I cannot find the article, but I believe this method of sharing access to one e-mail account to many parties was one of the comms methods employed by the 9/11 terrorists, pioneered by Columbian drug lords.
In that movie, which I just check the date for, seems like one of the first pop references to the idea of sharing email drafts in a free email account without sending anything.
https://www.washingtonpost.com/news/worldviews/wp/2012/11/12...
Now, can someone prove me one better and find where this idea got traction? I honestly laughed watching that movie, wondering if Petraeus watched it years earlier, and thought to himself, I wonder if this will work in real life ...
UPDATE: I could, gee, also try RTFWPA! It refers 2005 reports of AQ using the same tactic, you know, where probably he got it from.
Or he got it from the movie, which would make me in a die a fit of laughter!
seems like it would have been a hassle to deal with for the last 15 years
That's a pretty serious firewall you have there. Assuming that s/he was not using encrypted smtp and imap or pop, then you still have a L7 filter that reads and logs email addresses and alarms on them. Now it is unlikely (to me) that you would have a whitelist of acceptable email addresses with which to alarm. I can think of a few other things you might have done to trigger alarms and all of them are pretty distasteful.

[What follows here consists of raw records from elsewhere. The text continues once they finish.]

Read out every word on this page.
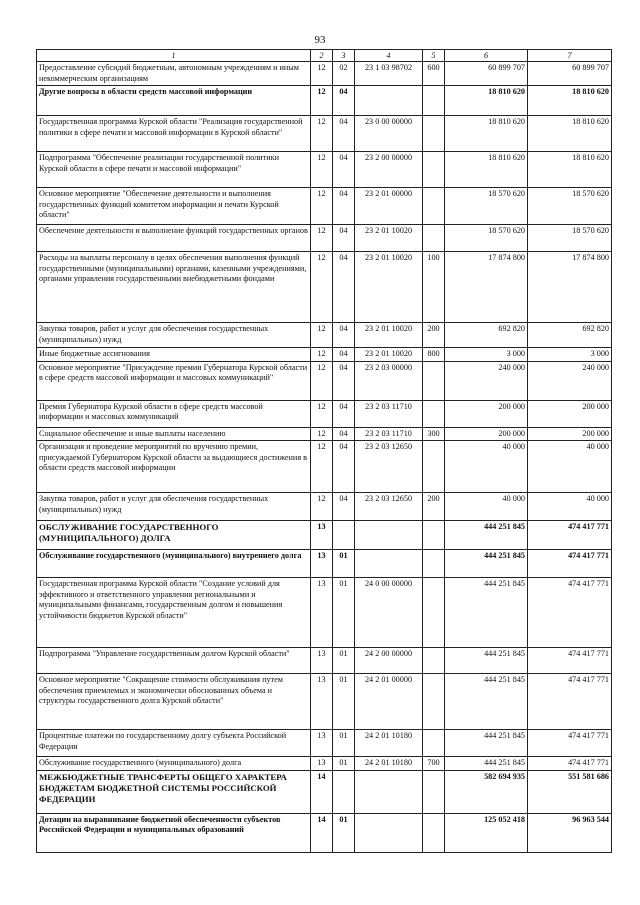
93
1	2	3	4	5	6	7
Предоставление субсидий бюджетным, автономным учреждениям и иным некоммерческим организациям	12	02	23 1 03 98702	600	60 899 707	60 899 707
Другие вопросы в области средств массовой информации	12	04			18 810 620	18 810 620
Государственная программа Курской области "Реализация государственной политики в сфере печати и массовой информации в Курской области"	12	04	23 0 00 00000		18 810 620	18 810 620
Подпрограмма "Обеспечение реализации государственной политики Курской области в сфере печати и массовой информации"	12	04	23 2 00 00000		18 810 620	18 810 620
Основное мероприятие "Обеспечение деятельности и выполнения государственных функций комитетом информации и печати Курской области"	12	04	23 2 01 00000		18 570 620	18 570 620
Обеспечение деятельности и выполнение функций государственных органов	12	04	23 2 01 10020		18 570 620	18 570 620
Расходы на выплаты персоналу в целях обеспечения выполнения функций государственными (муниципальными) органами, казенными учреждениями, органами управления государственными внебюджетными фондами	12	04	23 2 01 10020	100	17 874 800	17 874 800
Закупка товаров, работ и услуг для обеспечения государственных (муниципальных) нужд	12	04	23 2 01 10020	200	692 820	692 820
Иные бюджетные ассигнования	12	04	23 2 01 10020	800	3 000	3 000
Основное мероприятие "Присуждение премии Губернатора Курской области в сфере средств массовой информации и массовых коммуникаций"	12	04	23 2 03 00000		240 000	240 000
Премия Губернатора Курской области в сфере средств массовой информации и массовых коммуникаций	12	04	23 2 03 11710		200 000	200 000
Социальное обеспечение и иные выплаты населению	12	04	23 2 03 11710	300	200 000	200 000
Организация и проведение мероприятий по вручению премии, присуждаемой Губернатором Курской области за выдающиеся достижения в области средств массовой информации	12	04	23 2 03 12650		40 000	40 000
Закупка товаров, работ и услуг для обеспечения государственных (муниципальных) нужд	12	04	23 2 03 12650	200	40 000	40 000
ОБСЛУЖИВАНИЕ ГОСУДАРСТВЕННОГО (МУНИЦИПАЛЬНОГО) ДОЛГА	13				444 251 845	474 417 771
Обслуживание государственного (муниципального) внутреннего долга	13	01			444 251 845	474 417 771
Государственная программа Курской области "Создание условий для эффективного и ответственного управления региональными и муниципальными финансами, государственным долгом и повышения устойчивости бюджетов Курской области"	13	01	24 0 00 00000		444 251 845	474 417 771
Подпрограмма "Управление государственным долгом Курской области"	13	01	24 2 00 00000		444 251 845	474 417 771
Основное мероприятие "Сокращение стоимости обслуживания путем обеспечения приемлемых и экономически обоснованных объема и структуры государственного долга Курской области"	13	01	24 2 01 00000		444 251 845	474 417 771
Процентные платежи по государственному долгу субъекта Российской Федерации	13	01	24 2 01 10180		444 251 845	474 417 771
Обслуживание государственного (муниципального) долга	13	01	24 2 01 10180	700	444 251 845	474 417 771
МЕЖБЮДЖЕТНЫЕ ТРАНСФЕРТЫ ОБЩЕГО ХАРАКТЕРА БЮДЖЕТАМ БЮДЖЕТНОЙ СИСТЕМЫ РОССИЙСКОЙ ФЕДЕРАЦИИ	14				582 694 935	551 581 686
Дотации на выравнивание бюджетной обеспеченности субъектов Российской Федерации и муниципальных образований	14	01			125 052 418	96 963 544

So I will conclude you simply violated her civil rights and spied on her.
I feel sorrow for you, genuinely, that you have had a relationship problem but I suspect that it would have been easier to find out what was going on in the various old fashioned ways, rather than farting around with IT and being a bit creepy.
What does that even mean?
"but my name's Jim...."
Please forgive my nosy question, but was she financially dependent on you or was there some other reason for her to maintain the marriage?
Or perhaps some immunity to any results.
I suspect that yahoo and other companies haven't yet taken the issue of failing to delete data that should be deleted as seriously as that of losing data that shouldn't be deleted, but this has the potential to become a significant privacy issue.
This is a solved problem in the real world, but some companies would have us think it's the Wild West, when in fact it isn't.
So while it's possible that backups mean you can never be entirely certain your deleted data will stay deleted, it's most certainly not guaranteed.
In Europe, the recently enacted General Data Protection Regulations "GDPR" which will come into force in 2018 will in theory require organisations to ensure that personal information is removed in an appropriate timeframe - this would include disposing of backups, or where data is comingled, ensuring at a granular level that data is blacklisted for restore.
It remains to be seen how practical that will be, so moving to retentions appropriate for operational restore may be the more sensible solution.